Il serait aisé de faire le tour de Paris et de dresser une très longue liste des rues, places, avenues et autres lieux qui perpétuent la mémoire des acteurs de la colonisation à l’époque de l’esclavage, et plus longue encore pour la seconde colonisation, de 1830 aux indépendances des années 1950-1960, à commencer par la rue Caillié, près de la place de la Bataille-de-Stalingrad, qui honore celui qui a ouvert l’Afrique à la « pénétration » française, en fait à la conquête coloniale et cela, deux ans avant la prise d’Alger.

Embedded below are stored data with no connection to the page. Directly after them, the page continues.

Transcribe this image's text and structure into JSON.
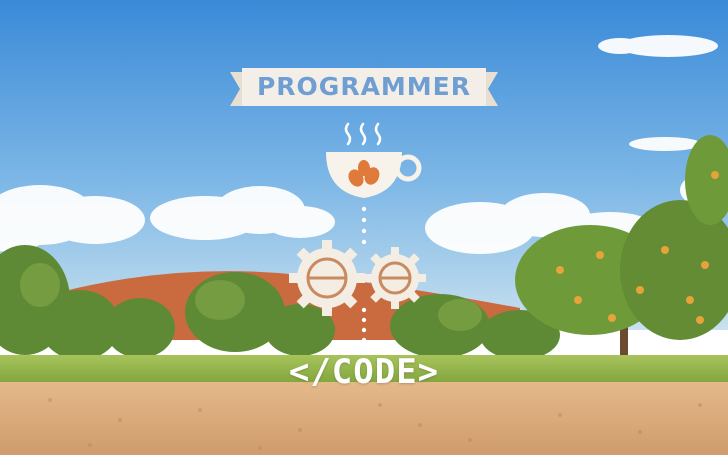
{
  "banner": {
    "title": "PROGRAMMER"
  },
  "footer_label": {
    "text": "</CODE>"
  },
  "icons": [
    "coffee-cup-icon",
    "steam-icon",
    "coffee-bean-icon",
    "gear-icon",
    "dotted-connector-icon"
  ],
  "colors": {
    "sky_top": "#3a8ad8",
    "sky_bottom": "#c9e1ef",
    "banner_fill": "#f3efe8",
    "banner_text": "#6f9ed3",
    "icon_white": "#ffffff",
    "bean_orange": "#e07a3a",
    "gear_fill": "#f4ede3",
    "hill": "#c96a3f",
    "grass": "#8fb24a",
    "soil": "#d9a875"
  }
}
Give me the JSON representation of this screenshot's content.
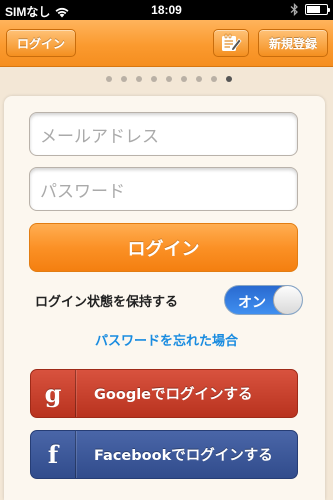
{
  "status_bar": {
    "carrier": "SIMなし",
    "time": "18:09",
    "battery_level": 0.7
  },
  "nav": {
    "login_label": "ログイン",
    "register_label": "新規登録",
    "edit_icon": "edit-note-icon"
  },
  "pager": {
    "count": 9,
    "active_index": 8
  },
  "form": {
    "email_placeholder": "メールアドレス",
    "password_placeholder": "パスワード",
    "login_button": "ログイン",
    "keep_login_label": "ログイン状態を保持する",
    "keep_login_toggle": "オン",
    "keep_login_on": true,
    "forgot_password": "パスワードを忘れた場合"
  },
  "social": {
    "google_icon": "g",
    "google_label": "Googleでログインする",
    "facebook_icon": "f",
    "facebook_label": "Facebookでログインする"
  },
  "colors": {
    "accent_orange": "#fb9126",
    "toggle_blue": "#2a6ad0",
    "link_blue": "#1a8ce0",
    "google_red": "#c53e2a",
    "facebook_blue": "#3b5998"
  }
}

Ainsi, il me semble clair qu’une politique de « purification » de la toponymie urbaine ouvrirait la voie à un remaniement général des espaces urbains de la capitale, mais également de nombreuses villes (et des ports atlantiques…) et qui aboutirait à un effacement de l’histoire et de la mémoire de cette histoire. Plutôt que supprimer, déboulonner, effacer ou éradiquer, mieux vaudrait donner à tous ces noms un commentaire explicite ; le passant pourrait ainsi mieux appréhender le sens donné à un quartier au moment de sa conception : à Paris n’y a-t-il pas un « quartier égyptien » lié à l’expédition de Bonaparte ? Un quartier consacré aux colonies d’Amérique, dans le 18e arrondissement ? Un quartier évoquant l’Afrique du Nord ? Ainsi, il me semble qu’il serait plus judicieux de redonner du sens, plutôt que d’effacer.